Auf der Nachbarsbank regte sich etwas. Laute Stimmen drangen zu den Engeln herüber.
„Und immer brauchst du mir zu viel Haushaltsgeld!“ „Du musst ja recht essen, sonst fällst du mir noch auseinander!“ „Wenn du mir nicht immer allen Dreck ins Haus schleppen würdest, könnten wir einmal im Wald eine Cervelat braten!“ „Das fehlt gerade noch, solche ungesunden Würste! Die habe ich im Militär genug gegessen.“ „Immer schimpfst du!“ „Das muss man ja bei dir!“
Bei dem älteren Paar schien der Haussegen schief zu stehen.  Unsere beiden Engel reagierten gleichzeitig blitzschnell und warfen den Sternenstaub auf die beiden. Diese waren sofort wie ausgewechselt.
„Aber Liebling, was streiten wir so viel? Wir sind ja schon alt und sollten lieber zueinander schauen. Und eigentlich kochst du ja sehr gut, vielleicht möchte ich es auch so gut können und bin einfach eifersüchtig.“
Engel Karlheinz und Engel Adalbert grinsten einander an. Die beiden alten Menschen hatten ja eine gehörige Portion Sternenstaub abbekommen. Bei der Dosierung mussten sie wohl noch üben. Aber es war schön, den neu gewordenen Frieden zu erleben.
Die beiden Friedensengel waren nun eine ganze Weile auf der Erde und erlebten viel Leid und Streit. Vom Sternenstaub hatte es immer gleichviel im Säcklein und darum konnten unsere beiden Engel viele Momente des Friedens schaffen.

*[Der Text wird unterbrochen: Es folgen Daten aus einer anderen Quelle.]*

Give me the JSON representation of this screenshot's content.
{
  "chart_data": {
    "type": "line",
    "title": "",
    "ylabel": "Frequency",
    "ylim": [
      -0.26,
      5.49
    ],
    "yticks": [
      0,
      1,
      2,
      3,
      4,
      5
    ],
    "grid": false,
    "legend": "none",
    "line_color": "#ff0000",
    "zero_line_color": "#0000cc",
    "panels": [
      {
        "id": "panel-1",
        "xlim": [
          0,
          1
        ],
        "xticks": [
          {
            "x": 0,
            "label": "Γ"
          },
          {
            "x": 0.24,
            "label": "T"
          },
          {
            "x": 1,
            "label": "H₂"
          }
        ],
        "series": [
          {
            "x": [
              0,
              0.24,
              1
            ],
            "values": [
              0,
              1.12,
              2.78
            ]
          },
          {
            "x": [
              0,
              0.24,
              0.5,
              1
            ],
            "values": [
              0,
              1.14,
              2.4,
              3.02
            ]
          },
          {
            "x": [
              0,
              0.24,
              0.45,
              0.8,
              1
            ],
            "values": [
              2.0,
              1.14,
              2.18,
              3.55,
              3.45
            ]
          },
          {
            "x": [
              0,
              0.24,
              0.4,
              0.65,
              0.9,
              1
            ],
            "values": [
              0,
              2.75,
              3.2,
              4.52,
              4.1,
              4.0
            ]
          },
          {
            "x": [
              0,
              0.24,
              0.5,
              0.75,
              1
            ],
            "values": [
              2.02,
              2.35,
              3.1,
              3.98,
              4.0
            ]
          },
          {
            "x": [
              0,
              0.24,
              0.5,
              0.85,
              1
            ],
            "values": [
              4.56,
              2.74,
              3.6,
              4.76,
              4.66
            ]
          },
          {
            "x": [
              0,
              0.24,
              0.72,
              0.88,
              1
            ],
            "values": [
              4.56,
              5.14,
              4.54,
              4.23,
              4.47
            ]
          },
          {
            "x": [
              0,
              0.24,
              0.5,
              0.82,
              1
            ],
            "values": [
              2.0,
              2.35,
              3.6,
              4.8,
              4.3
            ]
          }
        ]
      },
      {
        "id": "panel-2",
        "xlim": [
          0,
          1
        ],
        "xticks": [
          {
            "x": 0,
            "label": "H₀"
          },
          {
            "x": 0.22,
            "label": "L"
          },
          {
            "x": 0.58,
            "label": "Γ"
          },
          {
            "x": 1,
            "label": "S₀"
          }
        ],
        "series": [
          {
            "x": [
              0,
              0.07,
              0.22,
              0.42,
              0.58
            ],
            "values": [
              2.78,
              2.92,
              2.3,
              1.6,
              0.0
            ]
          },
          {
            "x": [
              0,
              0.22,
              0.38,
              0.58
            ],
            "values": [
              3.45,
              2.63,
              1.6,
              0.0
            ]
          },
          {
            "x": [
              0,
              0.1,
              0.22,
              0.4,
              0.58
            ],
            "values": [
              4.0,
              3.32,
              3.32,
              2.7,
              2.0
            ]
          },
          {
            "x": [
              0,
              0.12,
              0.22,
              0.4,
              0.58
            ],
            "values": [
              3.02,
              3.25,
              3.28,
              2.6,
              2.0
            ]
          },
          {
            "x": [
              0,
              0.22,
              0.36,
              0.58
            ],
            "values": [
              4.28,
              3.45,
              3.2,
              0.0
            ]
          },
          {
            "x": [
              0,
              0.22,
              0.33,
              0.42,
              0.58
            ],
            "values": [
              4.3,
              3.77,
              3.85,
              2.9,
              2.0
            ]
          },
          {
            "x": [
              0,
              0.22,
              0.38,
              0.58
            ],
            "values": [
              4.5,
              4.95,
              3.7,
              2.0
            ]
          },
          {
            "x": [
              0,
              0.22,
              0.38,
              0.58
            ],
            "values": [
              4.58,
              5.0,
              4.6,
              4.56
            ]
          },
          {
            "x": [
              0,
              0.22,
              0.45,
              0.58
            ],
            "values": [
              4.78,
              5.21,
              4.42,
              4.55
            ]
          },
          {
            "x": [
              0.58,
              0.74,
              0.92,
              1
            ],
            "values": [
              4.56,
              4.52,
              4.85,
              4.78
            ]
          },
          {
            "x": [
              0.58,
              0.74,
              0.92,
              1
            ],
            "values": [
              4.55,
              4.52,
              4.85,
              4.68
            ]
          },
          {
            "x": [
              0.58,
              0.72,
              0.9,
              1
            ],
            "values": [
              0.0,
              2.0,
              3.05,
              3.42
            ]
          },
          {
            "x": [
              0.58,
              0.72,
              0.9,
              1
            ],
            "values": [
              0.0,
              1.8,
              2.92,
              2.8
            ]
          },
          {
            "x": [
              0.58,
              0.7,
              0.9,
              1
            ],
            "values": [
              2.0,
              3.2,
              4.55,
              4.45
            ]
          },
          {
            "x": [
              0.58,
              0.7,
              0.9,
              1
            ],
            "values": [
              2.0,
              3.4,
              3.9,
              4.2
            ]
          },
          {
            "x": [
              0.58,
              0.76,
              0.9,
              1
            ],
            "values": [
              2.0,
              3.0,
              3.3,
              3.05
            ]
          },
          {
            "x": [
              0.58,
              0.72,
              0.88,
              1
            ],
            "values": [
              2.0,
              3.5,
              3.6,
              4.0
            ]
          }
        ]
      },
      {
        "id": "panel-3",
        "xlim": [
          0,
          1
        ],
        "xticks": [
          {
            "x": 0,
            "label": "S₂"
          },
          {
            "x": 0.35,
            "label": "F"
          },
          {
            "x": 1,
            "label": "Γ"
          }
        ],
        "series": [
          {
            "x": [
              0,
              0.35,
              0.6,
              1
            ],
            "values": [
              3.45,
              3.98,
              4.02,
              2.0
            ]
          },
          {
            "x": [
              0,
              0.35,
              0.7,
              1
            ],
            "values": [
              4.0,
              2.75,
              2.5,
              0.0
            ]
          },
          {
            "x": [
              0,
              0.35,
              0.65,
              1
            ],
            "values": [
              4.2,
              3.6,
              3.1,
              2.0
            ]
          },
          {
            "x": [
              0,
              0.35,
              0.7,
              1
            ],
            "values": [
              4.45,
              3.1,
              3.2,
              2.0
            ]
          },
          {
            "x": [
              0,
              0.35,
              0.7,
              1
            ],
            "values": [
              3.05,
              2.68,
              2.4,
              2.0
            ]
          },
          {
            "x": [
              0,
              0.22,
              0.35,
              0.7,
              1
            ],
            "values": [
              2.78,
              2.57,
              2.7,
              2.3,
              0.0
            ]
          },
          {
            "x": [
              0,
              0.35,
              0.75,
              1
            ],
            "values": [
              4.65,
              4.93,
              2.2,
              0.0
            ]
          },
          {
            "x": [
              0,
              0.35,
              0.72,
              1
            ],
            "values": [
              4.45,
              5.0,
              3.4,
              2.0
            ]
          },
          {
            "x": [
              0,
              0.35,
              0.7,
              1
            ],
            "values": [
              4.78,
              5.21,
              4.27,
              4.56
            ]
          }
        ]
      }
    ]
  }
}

Manchmal mussten sie sich ganz fest an den Händen halten und ihre ganze positive Energie einsetzen, um einen Streit zu schlichten, oder einen Krieg zu beenden. So wie es ihnen der grosse Friedensengel Maximilian geraten hatte.
Unser Engel Karlheinz und unser Engel Adalbert waren nun richtige Friedensengel geworden und bekamen von den himmlischen Heerscharen sogar Verlängerung, um auf der Erde zu wirken. Das war auch nötig, denn die Arbeit ging ihnen nie aus.
Vielleicht haben auch wir in dieser Weihnachtszeit das Glück, hin und wieder ein bisschen Sternenstaub in die Nase zu bekommen. Dann können wir uns gewiss sein, dass die beiden Friedensengel Adalbert und Karlheinz unterwegs sind und sich um Frieden auf Erden bemühen.

Glückliche und friedliche Weihnachten!